Viele verstehen unter einem würdigen Sterben vor allem die Möglichkeit, selbst den eigenen Tod zu bestimmen. Sie wollen ein qualvolles, langsames Dahinsiechen vermeiden. „Mein Ende gehört mir“, war der Slogan einer Plakataktion. Mit vielen Prominenten hat sie für diese Position geworben. Aber wird das der Würde des Menschen gerecht: das eigene Sterben selbst in die Hand zu nehmen? Oder Mitmenschen damit zu beauftragen, das Sterben einzuleiten, wenn man das selbst nicht mehr kann? Ich glaube das nicht.

 

In meiner nächsten Nachbarschaft haben zwei ältere Menschen den Tod durch Suizid gewählt, auf unterschiedliche Weise und unter sehr verschiedenen Umständen. Beide waren nicht lebensbedrohlich krank. Beide hatten vorher deutlich diese Haltung vertreten: Mein Ende gehört mir; ich will selbst bestimmen, wann ich sterbe.

 

Zweimal musste ich dieses angeblich selbstbestimmte Ende miterleben. Mit Würde hatte das für mich nichts zu tun. Eher mit Angst, Schrecken und Hoffnungslosigkeit.
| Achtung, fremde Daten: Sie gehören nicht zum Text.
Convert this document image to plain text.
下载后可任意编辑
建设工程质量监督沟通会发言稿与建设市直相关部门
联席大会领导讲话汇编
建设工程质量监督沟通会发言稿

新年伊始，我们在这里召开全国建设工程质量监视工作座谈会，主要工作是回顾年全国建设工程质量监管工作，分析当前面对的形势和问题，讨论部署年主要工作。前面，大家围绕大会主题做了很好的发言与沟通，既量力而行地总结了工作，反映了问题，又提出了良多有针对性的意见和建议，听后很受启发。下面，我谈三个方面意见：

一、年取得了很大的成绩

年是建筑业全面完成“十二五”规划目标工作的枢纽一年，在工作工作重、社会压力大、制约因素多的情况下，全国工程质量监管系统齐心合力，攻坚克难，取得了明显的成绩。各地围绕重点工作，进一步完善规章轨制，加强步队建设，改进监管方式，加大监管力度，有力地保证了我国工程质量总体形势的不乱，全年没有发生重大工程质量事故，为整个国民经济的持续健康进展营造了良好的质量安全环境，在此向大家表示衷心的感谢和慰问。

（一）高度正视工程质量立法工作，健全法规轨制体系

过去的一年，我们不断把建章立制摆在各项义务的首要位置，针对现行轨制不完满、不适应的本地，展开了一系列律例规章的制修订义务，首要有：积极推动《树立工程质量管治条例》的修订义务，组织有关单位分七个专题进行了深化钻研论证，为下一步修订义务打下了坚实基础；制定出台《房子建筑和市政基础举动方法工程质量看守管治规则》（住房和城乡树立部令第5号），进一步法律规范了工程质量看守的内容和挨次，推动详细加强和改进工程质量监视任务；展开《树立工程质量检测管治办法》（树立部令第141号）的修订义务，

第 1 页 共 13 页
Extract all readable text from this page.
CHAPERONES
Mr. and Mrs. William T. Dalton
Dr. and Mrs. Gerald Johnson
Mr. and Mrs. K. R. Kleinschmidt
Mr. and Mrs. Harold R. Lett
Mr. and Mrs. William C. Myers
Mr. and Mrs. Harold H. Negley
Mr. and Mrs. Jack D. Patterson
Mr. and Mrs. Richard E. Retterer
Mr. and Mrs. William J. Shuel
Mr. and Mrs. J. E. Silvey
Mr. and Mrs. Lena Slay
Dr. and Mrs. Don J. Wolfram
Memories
Und beide Male erlebte ich, was diese Suizide auslösten: eine Belastung für die Angehörigen, für Freunde und Nachbarn. Der Tod eines Menschen betrifft eben nicht nur diesen einen.

 

„Niemand von uns lebt für sich allein, und niemand stirbt für sich allein.“ Das schreibt der Apostel Paulus im Römerbrief in der Bibel. Sterben ist immer ein sozialer Prozess. Auch wenn jeder Mensch, wie es heißt, diesen letzten Weg ganz alleine gehen muss, so betrifft jedes Sterben doch viele andere. Jeder Mensch, der sich das Leben nimmt, hinterlässt Mitmenschen, meist auch Angehörige. Für viele von ihnen wirkt diese Erfahrung jahrelang, wenn nicht lebenslang nach. Die ganze Umgebung der Verstorbenen ist betroffen: Arbeitskollegen, Freunde, Nachbarn. Der scheinbar selbstgewählte Suizid eines Menschen stellt die bisherige Gemeinschaft in Frage. Schon deshalb halte ich es für falsch, Sterbehilfe nur unter dem Aspekt der Selbstbestimmung zu verhandeln.

 

Ich sehe die Angst vor Schwäche und Abhängigkeit am Ende des Lebens; die Angst vor Schmerzen. Ich verstehe den Wunsch nach Autonomie. Und doch erscheint mir aus der Sicht des Seelsorgers der selbstgewählte Tod nicht der Würde eines Menschen zu dienen. Zum Sterben gehört Zeit, die sich nicht abkürzen lässt. Sie ist nötig, um sich auf den Tod vorzubereiten. Das Aufbegehren gegen den Tod gehört dazu wie die Zeit, Abschied zu nehmen. Einwilligen zu können. Von Angehörigen, aber auch von Sterbenden höre ich oft, wie wichtig und wie wertvoll gerade diese letzte Zeit ist. Schwer und traurig sicher auch. Aber eben auch Lebenszeit. Zeit voll Würde, mit Lachen und Weinen. Das alles gehört zum Menschsein.

 

„Niemand von uns lebt für sich allein, und niemand stirbt für sich allein.“ Das heißt für mich: ich hoffe darauf, am Ende nicht allein gelassen zu sein. Darauf, dass Menschen da sind, die meinen schweren letzten Weg liebevoll mitgehen.

 

Der Satz in der Bibel geht noch weiter: „Leben wir, so leben wir dem Herrn. Sterben wir, so sterben wir dem Herrn. Darum, wenn wir leben und wenn wir sterben, sind wir des Herrn.“ Daran glaube ich: was immer geschieht, ich bin mit Christus und mit dem Schöpfer verbunden. Auch wenn ich ganz schwach bin. Auch wenn ich nichts mehr tun kann: ich gehöre zu Gott. Und Gott lässt mich nicht fallen. Und darin liegt, so glaube ich als Christ, das Unvergängliche der Würde jedes Menschen.